As corporations and neolibrals gain more control over politics and society, they erode the principles and institutions of democracy and human rights. They undermine the rule of law, the separation of powers, the freedom of expression, the right to privacy, the right to education, the right to health care, and other civil liberties. They also promote authoritarianism, nationalism, populism, fascism, and other forms of extremism. Thus, social frustration, originating from socio-political and socio-economic problems, has been channeled by the populist parties, which feed and sharpen social polarization. The new populist GOP exploits discontent stemming from a perceived elites’ failure, and they find fertile ground in times of crisis. Such tendencies increase tribalism among ordinary citizens and the political establishment and originate from social resentment. Therefore, it is essential to understand the political importance of unacknowledged resentment as an explosive force in social relations.

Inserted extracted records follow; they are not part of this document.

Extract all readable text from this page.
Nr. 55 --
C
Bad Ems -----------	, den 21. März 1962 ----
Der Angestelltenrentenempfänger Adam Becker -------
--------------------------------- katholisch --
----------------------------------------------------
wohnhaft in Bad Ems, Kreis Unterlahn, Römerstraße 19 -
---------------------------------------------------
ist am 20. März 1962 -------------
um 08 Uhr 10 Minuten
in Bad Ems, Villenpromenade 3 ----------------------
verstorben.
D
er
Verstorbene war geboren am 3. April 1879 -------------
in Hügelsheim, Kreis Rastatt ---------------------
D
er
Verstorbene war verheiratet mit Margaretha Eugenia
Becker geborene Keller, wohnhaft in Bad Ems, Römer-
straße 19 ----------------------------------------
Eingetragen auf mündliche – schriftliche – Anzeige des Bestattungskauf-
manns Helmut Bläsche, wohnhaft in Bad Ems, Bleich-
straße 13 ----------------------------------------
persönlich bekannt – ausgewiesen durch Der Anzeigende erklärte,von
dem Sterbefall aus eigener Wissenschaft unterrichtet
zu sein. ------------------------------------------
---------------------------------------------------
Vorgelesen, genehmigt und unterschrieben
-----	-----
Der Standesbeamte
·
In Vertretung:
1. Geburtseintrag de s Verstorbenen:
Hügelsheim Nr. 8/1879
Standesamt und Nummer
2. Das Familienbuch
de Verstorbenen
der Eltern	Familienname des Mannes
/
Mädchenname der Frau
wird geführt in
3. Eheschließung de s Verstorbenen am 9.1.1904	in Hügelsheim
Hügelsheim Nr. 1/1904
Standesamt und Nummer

Growing cynicism about politics is also, in part, the product of neoliberal attacks on the state, which depict governments as disconnected from real lives and bent on taking away our money and our freedoms. The past few decades have seen a systematic delegitimization of the idea that the state exists to provide collectively what we cannot provide as individuals. This leads to declining commitment from more and more people to maintaining public services, and increases inequality. Neoliberalism not only undermines the basic elements of democracy by escalating the mutually reinforcing dynamics of economic inequality and political inequality – accentuating the downward spiral of social and economic mobility – it has created conditions that make fascist ideas and principles more attractive. The rise of the populist, a close cousin of fascists, occurs in parallel as the ideas, values and institutions crucial to democracy have withered under a savage neoliberalism.3
What is the best approach to opposing the values of an economic system that subordinates persons to profit. Project 2025 depends on the right winning and keeping power. That can be stopped through high voter turnout, especially at the state and local levels. State legislatures, attorneys general, and governors can sue the federal government, refuse cooperation, and enact state-level protections (as seen with abortion rights, sanctuary cities, and marijuana laws). “No Kings” protests, are a commitment to non violent action. In particular, progressives fighting authoritarian actions of the Trump agenda. In particular the antidemocratic policies, especially in light of tensions surrounding his administration’s crackdown on immigration and the president’s own statements about being a king. The “No Kings” rallies are key to countering the neoliberal governance model of the 1%.